Specialized tools that operate without truly understanding the rules tend to color outside the lines, reproducing past errors from training data rather than adhering to the rules we set. It’s easy to imagine real-world scenarios in which such errors could be catastrophic: in a national security context, for instance, AI capabilities are needed that can accurately apply rules of engagement dynamically or negotiate subtle but crucial differences in legal and command authorities. In finance, programmable money is emerging as a new form of currency that can obey rules of ownership and transferability—and misapplying these rules could lead to financial disaster.

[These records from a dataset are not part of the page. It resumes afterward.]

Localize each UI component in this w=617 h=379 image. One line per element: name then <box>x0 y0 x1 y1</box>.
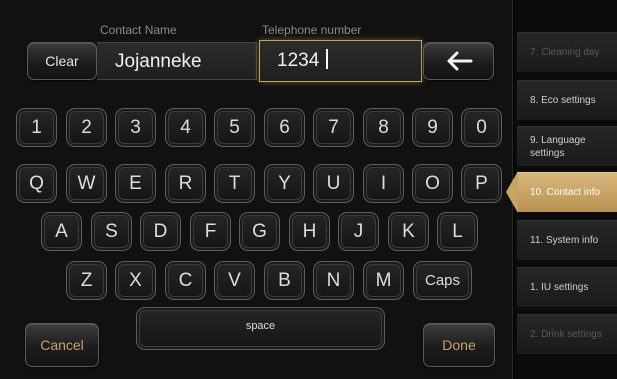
key-f[interactable]: F <box>190 212 231 251</box>
telephone-field[interactable]: 1234 <box>259 40 422 82</box>
key-b[interactable]: B <box>264 261 305 300</box>
contact-name-field[interactable]: Jojanneke <box>97 42 257 80</box>
key-6[interactable]: 6 <box>264 108 305 147</box>
active-pointer-icon <box>506 171 518 213</box>
telephone-label: Telephone number <box>262 23 362 37</box>
sidebar-item-contact-info[interactable]: 10. Contact info <box>517 172 617 212</box>
sidebar-item-system-info[interactable]: 11. System info <box>517 220 617 260</box>
backspace-button[interactable] <box>423 42 494 80</box>
contact-name-label: Contact Name <box>100 23 177 37</box>
key-2[interactable]: 2 <box>66 108 107 147</box>
key-s[interactable]: S <box>91 212 132 251</box>
key-3[interactable]: 3 <box>115 108 156 147</box>
sidebar-item-language-settings[interactable]: 9. Language settings <box>517 126 617 166</box>
sidebar-item-eco-settings[interactable]: 8. Eco settings <box>517 80 617 120</box>
caps-key[interactable]: Caps <box>413 261 472 300</box>
key-w[interactable]: W <box>66 164 107 203</box>
key-y[interactable]: Y <box>264 164 305 203</box>
key-d[interactable]: D <box>140 212 181 251</box>
key-x[interactable]: X <box>115 261 156 300</box>
key-h[interactable]: H <box>289 212 330 251</box>
key-n[interactable]: N <box>313 261 354 300</box>
settings-sidebar: 7. Cleaning day 8. Eco settings 9. Langu… <box>514 0 617 379</box>
clear-button[interactable]: Clear <box>27 42 97 80</box>
sidebar-item-drink-settings[interactable]: 2. Drink settings <box>517 314 617 354</box>
done-button[interactable]: Done <box>423 323 495 367</box>
key-8[interactable]: 8 <box>363 108 404 147</box>
contact-editor-panel: Contact Name Telephone number Clear Joja… <box>0 0 513 379</box>
key-u[interactable]: U <box>313 164 354 203</box>
key-1[interactable]: 1 <box>16 108 57 147</box>
key-q[interactable]: Q <box>16 164 57 203</box>
key-r[interactable]: R <box>165 164 206 203</box>
arrow-left-icon <box>447 51 472 71</box>
key-a[interactable]: A <box>41 212 82 251</box>
key-g[interactable]: G <box>239 212 280 251</box>
sidebar-item-cleaning-day[interactable]: 7. Cleaning day <box>517 32 617 72</box>
text-caret <box>326 49 329 69</box>
key-c[interactable]: C <box>165 261 206 300</box>
key-k[interactable]: K <box>388 212 429 251</box>
space-key[interactable]: space <box>136 307 385 350</box>
key-5[interactable]: 5 <box>214 108 255 147</box>
key-v[interactable]: V <box>214 261 255 300</box>
key-9[interactable]: 9 <box>412 108 453 147</box>
key-0[interactable]: 0 <box>461 108 502 147</box>
cancel-button[interactable]: Cancel <box>25 323 99 367</box>
key-z[interactable]: Z <box>66 261 107 300</box>
key-4[interactable]: 4 <box>165 108 206 147</box>
key-l[interactable]: L <box>437 212 478 251</box>
key-m[interactable]: M <box>363 261 404 300</box>
key-e[interactable]: E <box>115 164 156 203</box>
key-j[interactable]: J <box>338 212 379 251</box>
key-i[interactable]: I <box>363 164 404 203</box>
key-7[interactable]: 7 <box>313 108 354 147</box>
key-t[interactable]: T <box>214 164 255 203</box>
key-o[interactable]: O <box>412 164 453 203</box>
telephone-value: 1234 <box>277 50 320 71</box>
key-p[interactable]: P <box>461 164 502 203</box>
sidebar-item-iu-settings[interactable]: 1. IU settings <box>517 267 617 307</box>
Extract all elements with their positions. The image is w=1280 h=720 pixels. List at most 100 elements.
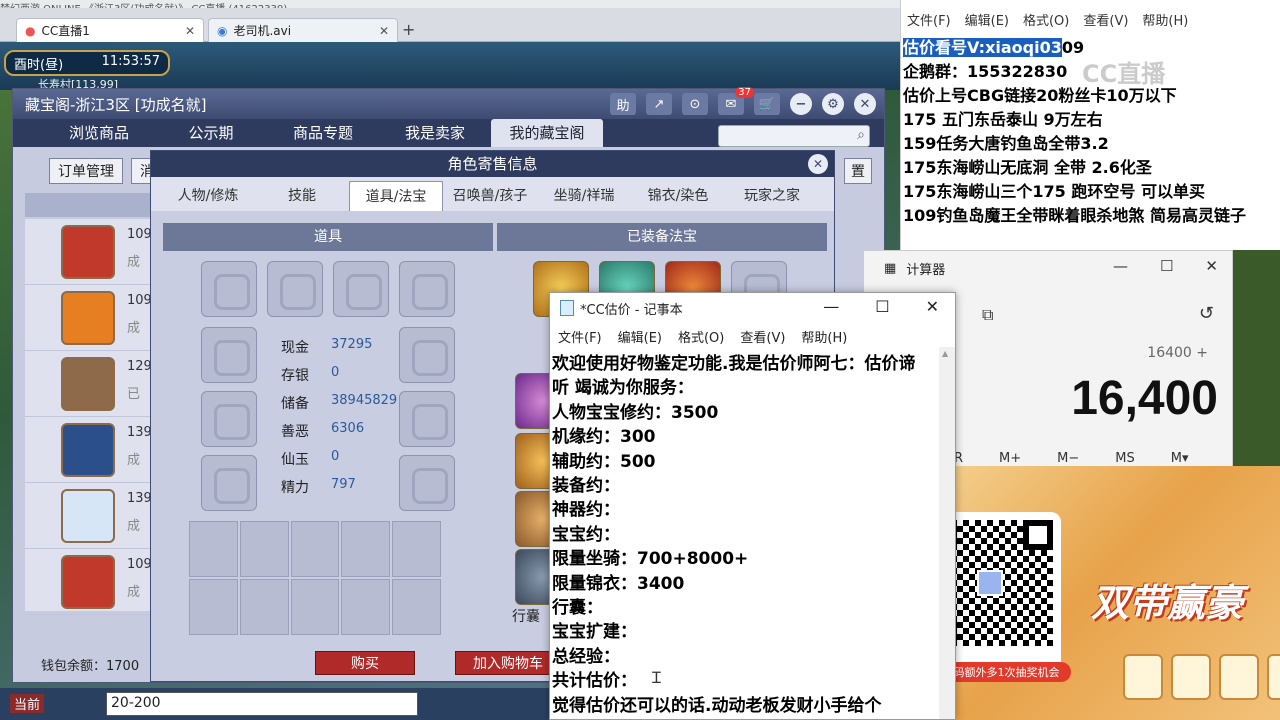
bag-slot[interactable] xyxy=(341,521,391,577)
menu-edit[interactable]: 编辑(E) xyxy=(965,10,1009,29)
window-title-strip: 梦幻西游 ONLINE 《浙江3区(功成名就)》 CC直播 (41622339) xyxy=(0,0,900,8)
message-icon[interactable]: ✉ 37 xyxy=(718,87,754,115)
item-slot[interactable] xyxy=(399,455,455,511)
settings-icon[interactable]: ⚙ xyxy=(822,93,844,115)
text-line: 限量坐骑：700+8000+ xyxy=(552,549,749,570)
role-level: 109 xyxy=(127,293,152,308)
item-slot[interactable] xyxy=(399,327,455,383)
search-icon[interactable]: ⌕ xyxy=(857,127,865,143)
menu-file[interactable]: 文件(F) xyxy=(907,10,951,29)
notepad-text-area[interactable]: 欢迎使用好物鉴定功能.我是估价师阿七：估价谛 听 竭诚为你服务： 人物宝宝修约：… xyxy=(550,350,955,719)
keep-on-top-icon[interactable]: ⧉ xyxy=(982,305,993,325)
browser-logo-icon: ● xyxy=(25,23,36,38)
bag-slot[interactable] xyxy=(189,521,238,577)
menu-format[interactable]: 格式(O) xyxy=(678,327,724,346)
bag-slot[interactable] xyxy=(290,521,340,577)
tab-items[interactable]: 道具/法宝 xyxy=(349,181,443,211)
record-button[interactable]: ⊙ xyxy=(682,93,708,115)
memory-store-button[interactable]: MS xyxy=(1115,451,1134,466)
notepad-icon xyxy=(560,300,574,316)
role-status: 成 xyxy=(127,453,141,468)
vertical-scrollbar[interactable] xyxy=(939,347,955,719)
minimize-icon[interactable]: − xyxy=(790,93,812,115)
cart-icon[interactable]: 🛒 xyxy=(754,93,780,115)
tab-character[interactable]: 人物/修炼 xyxy=(161,181,255,211)
nav-browse[interactable]: 浏览商品 xyxy=(43,119,155,147)
bag-slot[interactable] xyxy=(189,579,238,635)
bag-slot[interactable] xyxy=(392,579,441,635)
nav-topics[interactable]: 商品专题 xyxy=(267,119,379,147)
close-icon[interactable]: ✕ xyxy=(379,24,389,38)
list-item[interactable]: 129 已 xyxy=(25,351,155,417)
list-item[interactable]: 139 成 xyxy=(25,417,155,483)
order-manage-button[interactable]: 订单管理 xyxy=(49,158,123,184)
list-item[interactable]: 109 成 xyxy=(25,549,155,615)
history-icon[interactable]: ↺ xyxy=(1199,303,1214,324)
text-line: 宝宝约： xyxy=(552,524,620,545)
tab-pets[interactable]: 召唤兽/孩子 xyxy=(443,181,537,211)
close-icon[interactable]: ✕ xyxy=(808,154,828,174)
buy-button[interactable]: 购买 xyxy=(315,651,415,675)
role-list: 109 成 109 成 129 已 139 成 139 成 109 成 xyxy=(25,219,155,615)
stat-cash: 现金 37295 xyxy=(281,337,372,357)
tab-skills[interactable]: 技能 xyxy=(255,181,349,211)
chat-channel[interactable]: 当前 xyxy=(10,694,45,713)
maximize-icon[interactable]: ☐ xyxy=(875,297,889,316)
nav-seller[interactable]: 我是卖家 xyxy=(379,119,491,147)
cbg-search-input[interactable]: ⌕ xyxy=(718,125,870,147)
minimize-icon[interactable]: — xyxy=(1113,257,1128,275)
role-list-header xyxy=(25,193,155,217)
avatar xyxy=(61,291,115,345)
tab-video[interactable]: ◉ 老司机.avi ✕ xyxy=(208,18,398,42)
list-item[interactable]: 109 成 xyxy=(25,285,155,351)
cc-watermark: CC直播 xyxy=(1082,60,1166,88)
bag-slot[interactable] xyxy=(239,521,289,577)
chat-input[interactable]: 20-200 xyxy=(106,692,418,716)
nav-public[interactable]: 公示期 xyxy=(155,119,267,147)
help-button[interactable]: 助 xyxy=(610,93,636,115)
maximize-icon[interactable]: ☐ xyxy=(1160,257,1173,275)
close-icon[interactable]: ✕ xyxy=(854,93,876,115)
list-item[interactable]: 139 成 xyxy=(25,483,155,549)
text-line: 觉得估价还可以的话.动动老板发财小手给个 xyxy=(552,695,882,716)
memory-list-button[interactable]: M▾ xyxy=(1171,451,1189,466)
add-cart-button[interactable]: 加入购物车 xyxy=(455,651,561,675)
item-slot[interactable] xyxy=(201,261,257,317)
item-slot[interactable] xyxy=(201,391,257,447)
item-slot[interactable] xyxy=(399,261,455,317)
setup-button[interactable]: 置 xyxy=(844,158,872,184)
menu-help[interactable]: 帮助(H) xyxy=(1142,10,1188,29)
close-icon[interactable]: ✕ xyxy=(1205,257,1218,275)
tab-mounts[interactable]: 坐骑/祥瑞 xyxy=(537,181,631,211)
item-slot[interactable] xyxy=(201,327,257,383)
item-slot[interactable] xyxy=(333,261,389,317)
new-tab-icon[interactable]: + xyxy=(402,20,415,39)
menu-help[interactable]: 帮助(H) xyxy=(801,327,847,346)
menu-view[interactable]: 查看(V) xyxy=(1083,10,1128,29)
bag-slot[interactable] xyxy=(239,579,289,635)
memory-subtract-button[interactable]: M− xyxy=(1057,451,1079,466)
item-slot[interactable] xyxy=(267,261,323,317)
tab-cc-live[interactable]: ● CC直播1 ✕ xyxy=(16,18,204,42)
item-slot[interactable] xyxy=(399,391,455,447)
menu-view[interactable]: 查看(V) xyxy=(740,327,785,346)
close-icon[interactable]: ✕ xyxy=(926,297,939,316)
menu-format[interactable]: 格式(O) xyxy=(1023,10,1069,29)
bag-slot[interactable] xyxy=(392,521,441,577)
share-button[interactable]: ↗ xyxy=(646,93,672,115)
nav-my-cbg[interactable]: 我的藏宝阁 xyxy=(491,119,603,147)
item-slot[interactable] xyxy=(201,455,257,511)
memory-add-button[interactable]: M+ xyxy=(999,451,1021,466)
close-icon[interactable]: ✕ xyxy=(185,24,195,38)
menu-edit[interactable]: 编辑(E) xyxy=(618,327,662,346)
bag-slot[interactable] xyxy=(341,579,391,635)
tab-home[interactable]: 玩家之家 xyxy=(725,181,819,211)
list-item[interactable]: 109 成 xyxy=(25,219,155,285)
cbg-titlebar: 藏宝阁-浙江3区 [功成名就] 助 ↗ ⊙ ✉ 37 🛒 − ⚙ ✕ xyxy=(13,87,884,119)
menu-file[interactable]: 文件(F) xyxy=(558,327,602,346)
tab-outfits[interactable]: 锦衣/染色 xyxy=(631,181,725,211)
minimize-icon[interactable]: — xyxy=(823,297,839,316)
role-level: 109 xyxy=(127,227,152,242)
bag-slot[interactable] xyxy=(290,579,340,635)
browser-tabbar: 梦幻西游 ONLINE 《浙江3区(功成名就)》 CC直播 (41622339)… xyxy=(0,0,900,42)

Ironically, building AI systems that can follow rules rigorously would ultimately make it possible to create machine intelligences that are far more humanlike in their flexibility and ability to adapt to uncertain and novel situations. When we think of human game players, we tend to think of specialists: Magnus Carlsen is a great chess player but might not be so hot at Texas Hold’Em. The point, though, is that humans are capable of generalizing; if Carlsen ever gave up chess, he could be a decent contender for the Pentamind World Championship, which celebrates the best all-round games player.
Game playing with a novel set of rules is crucial to the next evolution of AI because it will potentially let us create AIs that will be capable of anything—but that will also meticulously and reliably follow the rules we set for them. If we want powerful but safe AI, testing its ability in playing games on the fly might be the best path forward.